Naqsyabandiyah, sebagai tarekat terorganisasi, punya sejarah dalam rentangan masa hampir enam abad, dan penyebaran yang secara geografis meliputi tiga benua. Maka tidaklah mengherankan apabila warna dan tata cara Naqsyabandiyah menunjukkan aneka variasi mengikuti masa dan tempat tumbuhnya. Adaptasi terjadi karena keadaan memang berubah, dan guru-guru yang berbeda telah memberikan penekanan pada aspek yang berbeda dari asas yang sama, serta para pembaharu menghapuskan pola pikir tertentu atau amalan-amalan tertentu dan memperkenalkan sesuatu yang lain. Dalam membaca pembahasan mengenai berbagai pikiran dasar dan ritual berikut, hendaknya selalu diingat bahwa dalam pengamalannya sehari-hari variasinya tidak sedikit.
Asas-asas
Penganut Naqsyabandiyah mengenal sebelas asas Thariqah. Delapan dari asas itu dirumuskan oleh ‘Abd al-Khaliq Ghuzdawani, sedangkan sisanya adalah penambahan oleh Baha’ al-Din Naqsyaband. Asas-asas ini disebutkan satu per satu dalam banyak risalah, termasuk dalam dua kitab pegangan utama para penganut Khalidiyah, Jami al-’Ushul Fi al-’Auliya. Kitab karya Ahmad Dhiya’ al-Din Gumusykhanawi itu dibawa pulang dari Makkah oleh tidak sedikit jamaah haji Indonesia pada akhir abad ke-19 dan awal abad ke-20. Kitab yang satu lagi, yaitu Tanwir al-Qulub oleh Muhammad Amin al-Kurdi dicetak ulang di Singapura dan di Surabaya, dan masih dipakai secara luas. Uraian dalam karya-karya ini sebagian besar mirip dengan uraian Taj al-Din Zakarya (“Kakek” spiritual dari Yusuf Makassar) sebagaimana dikutip Trimingham. Masing-masing asas dikenal dengan namanya dalam bahasa Parsi (bahasa para Khwajagan dan kebanyakan penganut Naqsyabandiyah India).
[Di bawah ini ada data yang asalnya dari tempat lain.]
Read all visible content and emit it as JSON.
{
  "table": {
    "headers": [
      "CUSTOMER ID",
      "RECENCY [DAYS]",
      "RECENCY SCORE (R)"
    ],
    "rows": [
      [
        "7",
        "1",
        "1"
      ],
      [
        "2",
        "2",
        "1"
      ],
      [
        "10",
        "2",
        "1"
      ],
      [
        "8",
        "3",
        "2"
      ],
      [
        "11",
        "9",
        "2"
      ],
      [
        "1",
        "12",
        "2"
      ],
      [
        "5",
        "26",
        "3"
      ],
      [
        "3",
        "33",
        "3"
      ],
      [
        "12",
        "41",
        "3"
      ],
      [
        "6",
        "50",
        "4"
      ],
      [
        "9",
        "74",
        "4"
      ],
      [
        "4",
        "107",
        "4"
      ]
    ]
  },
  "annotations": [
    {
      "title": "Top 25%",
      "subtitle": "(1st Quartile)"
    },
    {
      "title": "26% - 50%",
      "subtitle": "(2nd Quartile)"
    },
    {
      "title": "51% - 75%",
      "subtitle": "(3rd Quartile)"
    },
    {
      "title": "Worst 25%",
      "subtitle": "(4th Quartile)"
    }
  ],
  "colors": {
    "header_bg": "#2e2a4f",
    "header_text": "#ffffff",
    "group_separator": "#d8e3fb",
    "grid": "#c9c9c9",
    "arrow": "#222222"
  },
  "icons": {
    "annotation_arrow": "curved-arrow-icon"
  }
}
Asas-asasnya ‘Abd al-Khaliq adalah:
  1. Hush dar dam: “sadar sewaktu bernafas”. Suatu latihan konsentrasi: sufi yang bersangkutan haruslah sadar setiap menarik nafas, menghembuskan nafas, dan ketika berhenti sebentar di antara keduanya. Perhatian pada nafas dalam keadaan sadar akan Allah, memberikan kekuatan spiritual dan membawa orang lebih hampir kepada Allah; lupa atau kurang perhatian berarti kematian spiritual dan membawa orang jauh dari Allah (al-Kurdi).
  2. Nazar bar qadam: “menjaga langkah”. Sewaktu berjalan, sang murid haruslah menjaga langkah-langkahnya, sewaktu duduk memandang lurus ke depan, demikianlah agar supaya tujuan-tujuan (ruhani)-nya tidak dikacaukan oleh segala hal di sekelilingnya yang tidak relevan.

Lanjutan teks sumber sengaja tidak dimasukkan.